Principal Investigator:

Ayco Tack


Stockholms universitet

Start Date:


End Date:


Primary Classification:

10611: Ekologi

Secondary Classification:

10615: Evolutionsbiologi

Tertiary Classification:

10101: Matematisk analys




Many populations are often naturally spatially structured due to the spatial structure of their habitats or their behaviors related to space use. A metapopulation refers to such a population that are composed of many subpopulations interconnected by dispersal. Studies have shown convincingly that spatial structure of populations can critically influence population dynamics and genetic diversity, hence persistence and evolutionary trajectories of the populations.
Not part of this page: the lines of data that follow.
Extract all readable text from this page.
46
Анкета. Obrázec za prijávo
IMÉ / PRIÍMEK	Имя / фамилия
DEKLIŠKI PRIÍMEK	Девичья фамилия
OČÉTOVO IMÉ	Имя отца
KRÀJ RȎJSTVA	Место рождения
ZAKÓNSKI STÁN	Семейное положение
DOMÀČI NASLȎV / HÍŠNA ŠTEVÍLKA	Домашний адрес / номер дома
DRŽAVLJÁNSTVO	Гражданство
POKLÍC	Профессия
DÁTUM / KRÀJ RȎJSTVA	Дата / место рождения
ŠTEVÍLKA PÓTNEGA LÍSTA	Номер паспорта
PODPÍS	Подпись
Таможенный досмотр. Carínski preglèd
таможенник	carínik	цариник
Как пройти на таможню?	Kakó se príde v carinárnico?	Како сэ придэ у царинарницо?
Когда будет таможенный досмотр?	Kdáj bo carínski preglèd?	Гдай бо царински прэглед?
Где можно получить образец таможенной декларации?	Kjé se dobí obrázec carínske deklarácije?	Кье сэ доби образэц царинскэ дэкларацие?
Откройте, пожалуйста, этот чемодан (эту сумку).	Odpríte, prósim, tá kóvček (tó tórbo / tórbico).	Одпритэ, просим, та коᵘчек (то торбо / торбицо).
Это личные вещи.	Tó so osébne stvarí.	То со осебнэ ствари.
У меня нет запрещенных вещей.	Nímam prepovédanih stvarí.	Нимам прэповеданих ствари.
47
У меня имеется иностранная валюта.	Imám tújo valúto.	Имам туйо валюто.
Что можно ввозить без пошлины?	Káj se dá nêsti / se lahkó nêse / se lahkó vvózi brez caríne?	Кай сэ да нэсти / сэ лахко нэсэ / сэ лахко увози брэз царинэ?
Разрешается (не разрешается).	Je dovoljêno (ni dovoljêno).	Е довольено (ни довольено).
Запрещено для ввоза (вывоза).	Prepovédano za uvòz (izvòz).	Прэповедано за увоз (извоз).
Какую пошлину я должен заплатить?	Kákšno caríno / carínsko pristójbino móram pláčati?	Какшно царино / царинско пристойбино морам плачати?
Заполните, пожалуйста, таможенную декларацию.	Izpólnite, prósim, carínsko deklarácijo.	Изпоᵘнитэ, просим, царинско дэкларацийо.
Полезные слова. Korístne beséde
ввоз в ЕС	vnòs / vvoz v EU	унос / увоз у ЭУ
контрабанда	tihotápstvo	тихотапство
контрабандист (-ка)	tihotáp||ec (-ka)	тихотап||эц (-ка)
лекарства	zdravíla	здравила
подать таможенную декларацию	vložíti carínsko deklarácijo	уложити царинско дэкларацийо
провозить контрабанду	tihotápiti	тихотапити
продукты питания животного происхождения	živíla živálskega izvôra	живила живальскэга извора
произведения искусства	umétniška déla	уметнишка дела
Understanding the effects of spatial structure has become increasingly important as humans alter landscapes for their own use and, as a result, the persistence of many populations that used to be distributed continuously are threatened by habitat fragmentation. The roles of spatial population structure on the ecology and genetics of metapopulations have been studied rather theoretically for simplified landscapes for analytical tractability. Although we have gained good understanding of the effects of simple spatial structure, metapopulations in nature live in more complex landscapes that are both temporally and spatially heterogeneous. Metapopulation theory developed in the last two decades has recently started to incorporate more realistic complexity in their models. Another important recent advance in ecology and evolution is that evolutionary changes can occur in similar time scale as ecological dynamics, and hence ecology and evolution can interact. This so-called eco-evolutionary dynamics or feedbacks has mostly concerned populations in isolation, and the role of space in eco-evolutionary dynamics has not yet been well explored. The aim of this proposed project is to study eco-evolutionary dynamics in metapopulations. Studying ecological and evolutionary dynamics in a spatial context is analytically often difficult, so that numerical and simulation studies play an important role. We plan to develop individual-based simulation models to address the effects of spatial population structure on population dynamics and genetic structure, and their consequences on evolutionary trajectories and eco-evolutionary feedbacks in metapopulations. This is an important topic for advancing metapopulation theory as well as practical applications for conservation of biological diversity.